Nature Conservancy clarifies OLF role
GATESVILLE – Inaccurate….that one word put a smile on the faces of those opposing the Navy’s plans to site an Outlying Landing Field (OLF) in Gates County.
Additionally, local OLF opponents were pleased to learn that the headcount at the May 2 Scoping meeting at Gates County High School had the highest attendance of any of the seven total gatherings hosted by the U.S. Navy.
Last month, the Tidewater News of Franklin, Va. published an article (“Admiral: OLF choice will get a rosy deal”) in which Navy Rear Admiral David Anderson was quoted as saying, “The Nature Conservancy is interested in the possibility of reintroducing longleaf pines on land it owns adjacent to the proposed Sand Banks site (an area of Gates County currently under consideration for the OLF).”
Apparently, that statement did not please either the OLF opponents in Gates County or the Nature Conservancy.
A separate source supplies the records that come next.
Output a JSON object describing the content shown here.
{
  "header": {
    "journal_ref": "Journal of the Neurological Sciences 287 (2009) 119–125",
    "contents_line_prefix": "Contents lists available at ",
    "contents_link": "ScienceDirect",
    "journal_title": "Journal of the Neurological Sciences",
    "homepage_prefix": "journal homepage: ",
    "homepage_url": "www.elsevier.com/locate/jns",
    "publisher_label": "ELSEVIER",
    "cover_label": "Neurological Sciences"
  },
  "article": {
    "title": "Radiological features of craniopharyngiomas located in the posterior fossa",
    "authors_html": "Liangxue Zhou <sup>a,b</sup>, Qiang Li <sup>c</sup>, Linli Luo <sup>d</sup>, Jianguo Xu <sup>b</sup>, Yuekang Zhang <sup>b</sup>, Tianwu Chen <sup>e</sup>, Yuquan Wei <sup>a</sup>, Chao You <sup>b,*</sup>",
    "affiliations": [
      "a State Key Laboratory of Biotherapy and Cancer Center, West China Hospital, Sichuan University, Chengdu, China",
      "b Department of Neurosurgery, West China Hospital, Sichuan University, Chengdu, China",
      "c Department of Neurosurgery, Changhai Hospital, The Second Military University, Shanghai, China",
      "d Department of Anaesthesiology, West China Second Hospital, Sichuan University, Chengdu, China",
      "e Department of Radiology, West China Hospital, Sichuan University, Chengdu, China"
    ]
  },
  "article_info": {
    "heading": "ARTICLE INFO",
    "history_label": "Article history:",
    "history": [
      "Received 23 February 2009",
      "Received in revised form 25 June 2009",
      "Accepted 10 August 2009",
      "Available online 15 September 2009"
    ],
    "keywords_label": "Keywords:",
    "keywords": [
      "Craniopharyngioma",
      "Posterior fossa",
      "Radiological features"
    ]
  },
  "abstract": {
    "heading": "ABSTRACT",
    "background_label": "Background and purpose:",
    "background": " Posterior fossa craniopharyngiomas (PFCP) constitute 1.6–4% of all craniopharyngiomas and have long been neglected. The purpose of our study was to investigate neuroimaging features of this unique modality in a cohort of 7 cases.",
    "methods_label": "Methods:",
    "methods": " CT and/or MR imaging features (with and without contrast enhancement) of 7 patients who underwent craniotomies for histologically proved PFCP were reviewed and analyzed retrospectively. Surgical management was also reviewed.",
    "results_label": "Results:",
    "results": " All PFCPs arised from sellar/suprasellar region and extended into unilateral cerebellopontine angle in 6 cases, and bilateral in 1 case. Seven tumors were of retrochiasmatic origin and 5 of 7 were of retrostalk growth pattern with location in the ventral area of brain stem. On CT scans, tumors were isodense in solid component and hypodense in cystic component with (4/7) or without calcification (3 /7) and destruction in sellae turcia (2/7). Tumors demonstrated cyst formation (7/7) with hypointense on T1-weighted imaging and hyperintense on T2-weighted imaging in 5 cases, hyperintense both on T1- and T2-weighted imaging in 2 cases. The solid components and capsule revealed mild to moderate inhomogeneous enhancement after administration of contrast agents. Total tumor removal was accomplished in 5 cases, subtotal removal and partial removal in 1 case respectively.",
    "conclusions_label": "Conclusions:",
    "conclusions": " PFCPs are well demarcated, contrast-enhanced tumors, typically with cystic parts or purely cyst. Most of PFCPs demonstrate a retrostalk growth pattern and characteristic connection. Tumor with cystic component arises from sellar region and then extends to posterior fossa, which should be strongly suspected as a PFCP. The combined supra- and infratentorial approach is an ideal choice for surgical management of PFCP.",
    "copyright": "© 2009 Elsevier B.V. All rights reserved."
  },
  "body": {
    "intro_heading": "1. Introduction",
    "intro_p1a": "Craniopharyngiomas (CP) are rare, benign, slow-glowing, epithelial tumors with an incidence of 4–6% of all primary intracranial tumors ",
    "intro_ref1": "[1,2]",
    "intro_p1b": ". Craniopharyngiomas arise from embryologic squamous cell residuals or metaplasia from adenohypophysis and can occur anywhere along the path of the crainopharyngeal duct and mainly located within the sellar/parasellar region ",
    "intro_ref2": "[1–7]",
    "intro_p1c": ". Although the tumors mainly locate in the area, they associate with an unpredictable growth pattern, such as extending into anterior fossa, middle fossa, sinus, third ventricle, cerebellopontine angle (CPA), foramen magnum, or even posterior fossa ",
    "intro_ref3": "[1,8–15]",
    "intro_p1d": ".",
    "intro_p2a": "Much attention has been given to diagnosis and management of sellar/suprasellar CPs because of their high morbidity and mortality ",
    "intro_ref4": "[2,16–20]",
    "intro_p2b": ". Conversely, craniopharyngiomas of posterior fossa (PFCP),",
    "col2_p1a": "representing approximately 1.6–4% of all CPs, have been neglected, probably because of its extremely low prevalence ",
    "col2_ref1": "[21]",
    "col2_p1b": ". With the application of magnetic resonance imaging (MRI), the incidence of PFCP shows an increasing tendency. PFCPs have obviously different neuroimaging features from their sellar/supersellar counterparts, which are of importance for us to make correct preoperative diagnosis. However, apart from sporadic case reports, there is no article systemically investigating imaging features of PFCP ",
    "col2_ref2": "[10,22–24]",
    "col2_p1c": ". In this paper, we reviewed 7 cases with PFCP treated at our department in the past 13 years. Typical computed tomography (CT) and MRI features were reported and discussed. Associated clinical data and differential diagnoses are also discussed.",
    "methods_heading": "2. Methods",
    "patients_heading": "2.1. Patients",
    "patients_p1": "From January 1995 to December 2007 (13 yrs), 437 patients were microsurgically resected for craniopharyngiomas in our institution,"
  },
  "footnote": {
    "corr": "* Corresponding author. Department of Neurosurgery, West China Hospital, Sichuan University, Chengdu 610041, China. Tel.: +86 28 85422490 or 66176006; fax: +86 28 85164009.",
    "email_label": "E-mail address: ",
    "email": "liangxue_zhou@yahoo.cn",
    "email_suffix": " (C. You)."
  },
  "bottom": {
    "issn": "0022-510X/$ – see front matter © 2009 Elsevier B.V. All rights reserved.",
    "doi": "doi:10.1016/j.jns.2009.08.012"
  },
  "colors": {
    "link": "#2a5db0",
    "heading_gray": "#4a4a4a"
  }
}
In response, the Nature Conservancy posted a letter on its website on April 24. In the letter, The Nature Conservancy wrote “Admiral Anderson’s comments may have conveyed the impression that the Nature Conservancy views an OLF at the Sand Banks site n or any of the other four proposed locations n as a positive conservation opportunity.
That impression is inaccurate.”
The Nature Conservancy is taking a hard look at the proposed sites to determine if an OLF would negatively affect natural resources in either North Carolina or Virginia.
The North Carolina Chapter of the Nature Conservancy spoke with the Navy soon after the proposed OLF sites were announced to share some initial concerns regarding the Sand Banks site.
“That conversation in no way represents an endorsement of, or support for, any of the OLF sites,” Nature Conservancy officials Michael Lipford and Katherine D. Skinner wrote in the letter.
They continued by saying the Nature Conservancy’s mission is to preserve the plants, animals and natural communities that represent the diversity of life on Earth by protecting the lands and waters they need to survive.
“Some of our conservation projects are near or adjacent to several of the now-proposed OLF sites,” the letter read. “Given our large investment to protect those important natural areas, we will closely scrutinize the proposed sites to ensure that an OLF does not jeopardize our common natural heritage.”
“We are thrilled that the Nature Conservancy has publicly stated they are not working with the Navy to promote the Sand Banks site,” said Linda Warren, a Sand Banks resident. “We know there is much to conserve at the Sand Banks site, including the vast amount of wetlands and the 435 acres of the Chowan River included in the site. We are glad the Nature Conservancy is standing behind their mission to ‘conserve important natural areas throughout the world’ as the Sand Banks site is certainly an important natural area.”
According to the letter, the Nature Conservancy will be submitting comments to the Navy as part of the EIS scoping process to request that the environmental review address issues that are of concern to the Conservancy.
Meanwhile, the “numbers” game in reference to the attendance at each of the seven OLF Scoping meetings revealed that Gates County was the winner.
According to the figures released by U.S. Navy/Atlantic Fleet Command spokesman Ted Brown, 671 individuals were documented as attendees at the Gates County Scoping meeting. That figure was over 200 higher than Southampton County (Va.) where 462 were registered, placing it second on the list.
Brown stated that the Tidewater News erroneously quoted him indirectly as saying that Southampton County had the highest number of attendees. He added that the numbers he reported to the Tidewater News in regards to the Gates County Scoping meeting attendance was left completely out of the story.
The following are the counts for each Scoping meeting:
Currituck County – 242
Prince George County – 252
Sussex County – 320
Southampton County – 462
Gates County – 671
Camden County – 392
Surry County n 315
At each of the Scoping meetings, the public had an opportunity to ask specific questions covering topics such as aircraft noise and safety, layout and operation of an OLF, partnering with the community, developing site alternatives and proposed action, purpose and need.
At the Gates County meeting, the overwhelming consensus among with public was opposition to the placement of the OLF, a public sentiment that has not wavered since the outset of the process months ago.
In addition to asking questions of the Navy personnel present at the meeting, citizens were also given the chance to complete a comment sheet or enter comments directly into the Navy’s database at computer stations. A website, www.olfeis.com, is also available for citizens who were unable to attend to review the same materials that were presented at the meeting. Concerned citizens are also able to enter written comments electronically via the website. However, all comments must be received electronically by the Navy by June 7 to be considered for the draft Environmental Impact Statement that the Navy will produce as a result of the meeting.